André n’esquissa pas un geste.

— C’est une dénonciation…

— Nous avons l’habitude, les Français adorent écrire à la police.

— Je ne suis pas de la police.

— Les expéditeurs ne sont pas regardants, tout ce qui conduit à la police leur convient. Et qui dénonce-t-on cette fois ?

— C’est une liste de clients français d’une banque suisse qui échappent à l’impôt. Il y en aurait plus de mille.

Le magistrat blêmit. Il tendit le bras et referma brutalement, on ne sait pourquoi, son tiroir de droite resté légèrement entrouvert.

— Allons, allons…, dit-il comme un instituteur qui reprend une faute de langage.

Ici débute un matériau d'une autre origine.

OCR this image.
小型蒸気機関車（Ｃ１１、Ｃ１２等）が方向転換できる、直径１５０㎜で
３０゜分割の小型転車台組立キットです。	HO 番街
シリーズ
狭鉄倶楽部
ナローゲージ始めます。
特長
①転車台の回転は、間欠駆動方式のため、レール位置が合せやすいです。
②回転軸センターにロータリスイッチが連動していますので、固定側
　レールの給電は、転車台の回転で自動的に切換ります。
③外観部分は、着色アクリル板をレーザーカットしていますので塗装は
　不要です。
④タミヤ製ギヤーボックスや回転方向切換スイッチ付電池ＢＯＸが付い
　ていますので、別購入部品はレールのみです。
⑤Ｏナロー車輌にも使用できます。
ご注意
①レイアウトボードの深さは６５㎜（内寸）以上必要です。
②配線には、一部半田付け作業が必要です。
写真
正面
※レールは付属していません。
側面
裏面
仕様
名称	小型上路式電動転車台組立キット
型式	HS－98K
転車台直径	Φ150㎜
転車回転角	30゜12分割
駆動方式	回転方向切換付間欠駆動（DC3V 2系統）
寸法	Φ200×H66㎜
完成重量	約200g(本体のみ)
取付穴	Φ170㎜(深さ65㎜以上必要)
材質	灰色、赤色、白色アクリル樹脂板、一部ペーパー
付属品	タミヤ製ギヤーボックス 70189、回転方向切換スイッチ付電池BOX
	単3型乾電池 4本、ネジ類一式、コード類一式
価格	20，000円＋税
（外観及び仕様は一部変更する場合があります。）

— Mille quatre-vingt-quatre, me dit-on. La liste qui m’a été remise n’en comprend qu’une cinquantaine, mais il y a là des commerçants, des artistes, deux évêques, des militaires, dont un général et un contrôleur général, trois magistrats (pardon, mon cher), un conseiller à la cour d’appel, pas mal de noms à particule.

— Si c’est avéré…

— Et un industriel très connu. Très exposé. Un modèle de vertu patriotique. L’ensemble compose un assez joli tableau de l’élite française… On pourra trouver le registre complet dans les bureaux de la banque si l’on procède à une perquisition.

— Et la source ?

— Aucune idée. Un règlement de comptes sans doute. Je peux vous confier ces éléments pour enquête. À charge de revanche, je veux être le premier à bénéficier de vos résultats et à les publier.

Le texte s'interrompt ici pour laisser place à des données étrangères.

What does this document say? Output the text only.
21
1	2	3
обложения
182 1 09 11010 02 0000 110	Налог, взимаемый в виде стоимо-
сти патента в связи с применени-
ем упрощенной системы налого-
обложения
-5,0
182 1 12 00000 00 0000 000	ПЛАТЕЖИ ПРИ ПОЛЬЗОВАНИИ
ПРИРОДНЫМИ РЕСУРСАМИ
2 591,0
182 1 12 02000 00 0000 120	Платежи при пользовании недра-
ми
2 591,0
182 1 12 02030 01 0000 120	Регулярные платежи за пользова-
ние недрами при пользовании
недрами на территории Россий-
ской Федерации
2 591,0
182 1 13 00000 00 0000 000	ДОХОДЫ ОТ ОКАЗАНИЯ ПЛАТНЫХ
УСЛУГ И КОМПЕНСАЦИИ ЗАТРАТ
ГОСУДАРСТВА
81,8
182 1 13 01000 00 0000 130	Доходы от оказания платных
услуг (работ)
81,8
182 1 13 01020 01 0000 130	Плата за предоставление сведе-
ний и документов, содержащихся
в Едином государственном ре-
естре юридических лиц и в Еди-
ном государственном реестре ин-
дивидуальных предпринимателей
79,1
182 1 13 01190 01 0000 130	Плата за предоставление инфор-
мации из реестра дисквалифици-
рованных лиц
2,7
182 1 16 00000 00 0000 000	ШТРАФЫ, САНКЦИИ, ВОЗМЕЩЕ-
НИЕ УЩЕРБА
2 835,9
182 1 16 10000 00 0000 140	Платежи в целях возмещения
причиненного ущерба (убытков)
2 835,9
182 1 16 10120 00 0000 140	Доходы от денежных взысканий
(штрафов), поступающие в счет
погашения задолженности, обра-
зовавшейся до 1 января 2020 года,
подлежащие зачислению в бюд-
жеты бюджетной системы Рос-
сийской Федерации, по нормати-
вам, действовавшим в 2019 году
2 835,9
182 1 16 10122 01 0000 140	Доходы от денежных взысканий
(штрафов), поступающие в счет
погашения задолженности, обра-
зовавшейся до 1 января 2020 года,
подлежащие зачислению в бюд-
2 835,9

Le magistrat respira profondément, se recula dans son fauteuil.

— C’est une chose que nous n’avons pas l’habitude de faire, mentit-il. Voyez-vous, la justice est…

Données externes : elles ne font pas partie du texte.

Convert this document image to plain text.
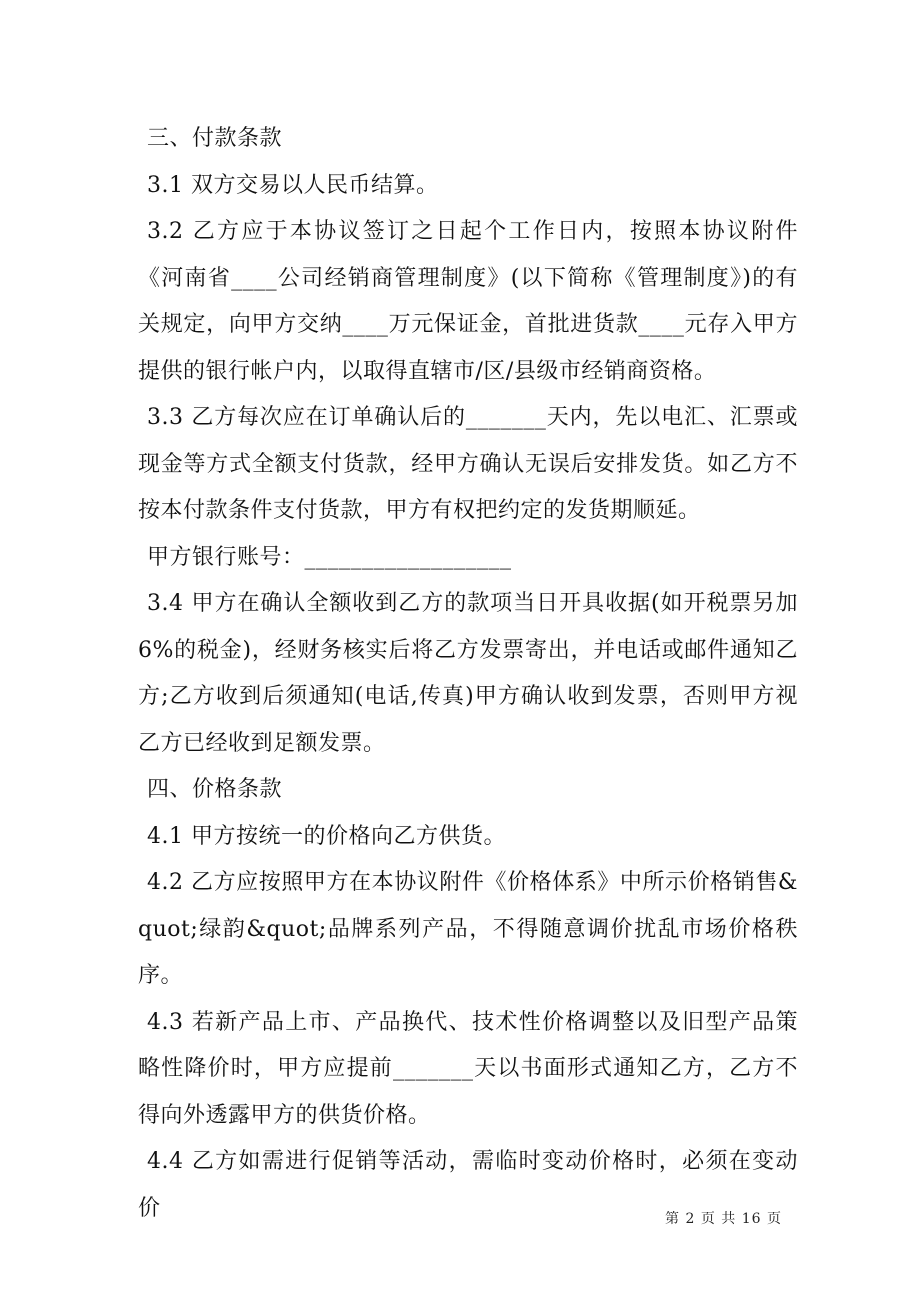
三、付款条款

3.1 双方交易以人民币结算。

3.2 乙方应于本协议签订之日起个工作日内，按照本协议附件《河南省____公司经销商管理制度》(以下简称《管理制度》)的有关规定，向甲方交纳____万元保证金，首批进货款____元存入甲方提供的银行帐户内，以取得直辖市/区/县级市经销商资格。

3.3 乙方每次应在订单确认后的_______天内，先以电汇、汇票或现金等方式全额支付货款，经甲方确认无误后安排发货。如乙方不按本付款条件支付货款，甲方有权把约定的发货期顺延。

甲方银行账号：__________________

3.4 甲方在确认全额收到乙方的款项当日开具收据(如开税票另加 6%的税金)，经财务核实后将乙方发票寄出，并电话或邮件通知乙方;乙方收到后须通知(电话,传真)甲方确认收到发票，否则甲方视乙方已经收到足额发票。

四、价格条款

4.1 甲方按统一的价格向乙方供货。

4.2 乙方应按照甲方在本协议附件《价格体系》中所示价格销售&quot;绿韵&quot;品牌系列产品，不得随意调价扰乱市场价格秩序。

4.3 若新产品上市、产品换代、技术性价格调整以及旧型产品策略性降价时，甲方应提前_______天以书面形式通知乙方，乙方不得向外透露甲方的供货价格。

4.4 乙方如需进行促销等活动，需临时变动价格时，必须在变动价	第 2 页 共 16 页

— Je peux aussi publier tout cela sans le vérifier en mettant tous les guillemets dont dispose mon dictionnaire. Si tout cela est vrai, le bureau sera fermé dans la journée, les employés de la banque seront dans le train le soir même, l’établissement se réfugiera derrière le secret bancaire. Mon article va créer un émoi bien compréhensible, on réclamera de la justice une enquête qu’elle ne pourra plus conduire. Et je publierai notre conversation d’aujourd’hui en expliquant que vous n’y avez trouvé aucun intérêt.

En raccompagnant son interlocuteur, le magistrat renouvela ses scrupules, pour la forme, c’est très exceptionnel ce que nous faisons là, André sourit, bien sûr, bien sûr. Il n’y avait plus qu’à espérer que tout cela soit vrai et très vite confirmé.

La liste fut glissée, avec la lettre de dénonciation signée « un vrai Français », dans une grande enveloppe. Deux heures plus tard, elle se trouvait au parquet entre les mains du chef de la section financière qui la lut (« Nom de Dieu, quelle affaire… »). Son réquisitoire introductif était achevé dans la soirée, un juge d’instruction s’apprêtait à ouvrir une information, et dès le lendemain, vers sept heures, une voiture banalisée de la Sûreté de la Seine se garait à l’angle de la rue de la Tour. Il y avait là un agent de surveillance et trois autres chargés de prendre en filature, à leur sortie, les personnes qui se rendaient dans l’immeuble désigné par la lettre anonyme.